L’état du monde est celui d’un accelerando selon une accélération constante. Il convient donc de raisonner plutôt suivant des courbes que des points. Nous ne sommes pas au repos et tout témoigne que nous sommes engagés dans un mouvement global ; et, de fait, tout est en mouvement d’où la multiplication et l’aggravation des conflits nés d’une pluralité plusieurs fois ancestrale des caractères et des traditions, des conflits qui touchent jusqu’aux strates du langage : les mots ont perdu leur stabilité et deviennent équivoques voire multivoques. L’homme est entraîné dans un mouvement qui ne se limite pas à sa volonté, d’où une part de ses inquiétudes mais aussi, et dans une même proportion, de ses espérances.

 

Une fois ce constat établi, la question se pose : quelle est la part que peut revendiquer la volonté libre ? L’homme assis ou debout (immobile) paraît plus libre que l’homme en mouvement pris dans un mouvement général, d’où l’importance des statues dans l’espace public et à toutes les époques : elles en imposent ou, tout au moins, cherchent à en imposer. Le centre immobile au sein du mobile est souverain et convainquant.

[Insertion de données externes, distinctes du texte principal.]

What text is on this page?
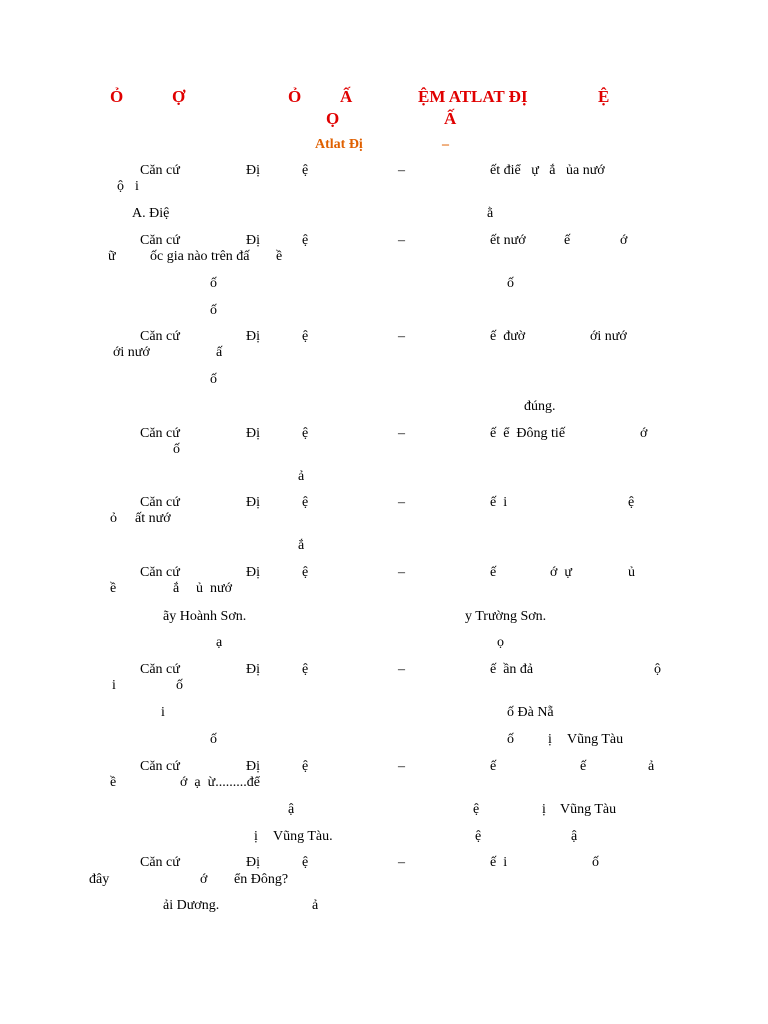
Ỏ	Ợ	Ỏ Ấ	ỆM ATLAT ĐỊ	Ệ
Ọ	Ấ
Atlat Đị	–
Căn cứ	Đị	ệ	–	ết điể   ự   ắ   ủa nướ
ộ i
A. Điệ	ằ
Căn cứ	Đị	ệ	–	ết nướ	ế	ớ
ữ ốc gia nào trên đấ ề
ố	ố
ố
Căn cứ	Đị	ệ	–	ế  đườ	ới nướ
ới nướ	ấ
ố
đúng.
Căn cứ	Đị	ệ	–	ế  ể  Đông tiế	ớ
ố
ả
Căn cứ	Đị	ệ	–	ế  i	ệ
ỏ ất nướ
ắ
Căn cứ	Đị	ệ	–	ế	ớ  ự	ủ
ề	ắ ủ  nướ
ãy Hoành Sơn.	y Trường Sơn.
ạ	ọ
Căn cứ	Đị	ệ	–	ế  ần đả	ộ
i	ố
i	ố Đà Nẵ
ố	ố ị Vũng Tàu
Căn cứ	Đị	ệ	–	ế	ế	ả
ề	ớ  ạ  ừ.........để
ậ	ệ	ị Vũng Tàu
ị Vũng Tàu.	ệ	ậ
Căn cứ	Đị	ệ	–	ế  i	ố
đây	ớ ển Đông?
ải Dương.	ả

La lumière ne se perçoit qu’au sein de l’obscurité ; de même, le libre-arbitre ne peut se manifester qu’au sein d’un principe qui le cerne et le limite sous peine de n’être que gesticulation grotesque. L’individu ne peut se revendiquer sans tomber dans la vacuité que s’il est pris dans un ordre social et collectif solide.

 

Le monument au Grand Homme est en harmonie avec la grandeur historique qui à son tour traduit notre respect de la liberté humaine, liberté qui dans sa forme absolue donne le libre-arbitre. C’est en cet homme et par cet homme qu’existe l’histoire, l’histoire qui est son invention et sa substance. Un tel degré de liberté suppose une distanciation inédite et formidable envers les dieux. C’est l’un des grands thèmes de l’histoire universelle. Il suffit de suivre l’évolution de la statuaire grecque pour suivre l’évolution de l’idée de liberté. Cette statuaire a abandonné sans tarder l’austérité de l’idole pour se faire vecteur de la souveraineté de la nature humaine, de l’homme qui fait l’histoire. Les Grecs offrirent la libre pensée philosophique, détachée de la théologie. L’art grec nous parle de la souveraineté de la nature humaine, de l’homme faiseur d’histoire. Si aujourd’hui il est devenu si dangereux de dresser la statue du Grand Homme dans l’espace public, c’est pour une raison essentielle : l’épuisement de la puissance génératrice d’histoire. Ce n’est plus sur le lieu que règne l’homme, c’est du lieu et des forces cosmiques qui le régissent que l’homme tire sa puissance – une puissance toute fonctionnelle. Aussi l’homme se détourne-t-il de l’image du Grand Homme pour étudier ce qui fait de lui ce qu’il est.

 

Mouvement en accélération, loi de la chute mais aussi loi de la traction (de la poussée). Selon la subjectivité et la situation particulière de l’observateur, ce dernier jugera que ce mouvement va soit vers le haut soit vers le bas. Ce mouvement en constante accélération se note également dans le domaine de l’attraction ; voir par exemple l’aiguille aimantée qui s’oriente selon une attraction cosmique – hors du temps. Fort de cette observation, le métaphysicien se demandera quelle part prennent à un événement précis, d’un côté l’effort humain, de l’autre l’attraction du destin. Autrement dit : quelle est la part des forces humaines et la part des forces cosmiques dans le processus d’accélération de notre métamorphose ?

 

L’État est devenu la puissance qui s’impose à notre existence et jusque dans ses recoins. La lutte entre papes, empereurs, rois et leurs chanceliers est close. Ce n’est plus la société qui se donne une forme en l’État, mais l’État qui prescrit une forme à la société et jusque dans la famille. L’État supplante les communautés, les peuples, les races, les langues, les religions : il exige et décide. L’État pèse sur les épaules de tous.

 

L’État est néanmoins soumis à ce mouvement général d’accélération, un mouvement qui s’exerce au-dessous de lui, sur ses fondations qui moralement et politiquement ne sont pas assises sur un roc ferme. L’État coûte à présent cher aux individus et aux peuples. Il devient véritablement monstrueux.  Ils sont loin ces États mondiaux et ces empires du début du XXe siècle dont la souveraineté a été absorbée voire anéantie par deux États à la souveraineté absolue. (Je rappelle que cet essai a été rédigé au début des années 1960, en pleine guerre froide).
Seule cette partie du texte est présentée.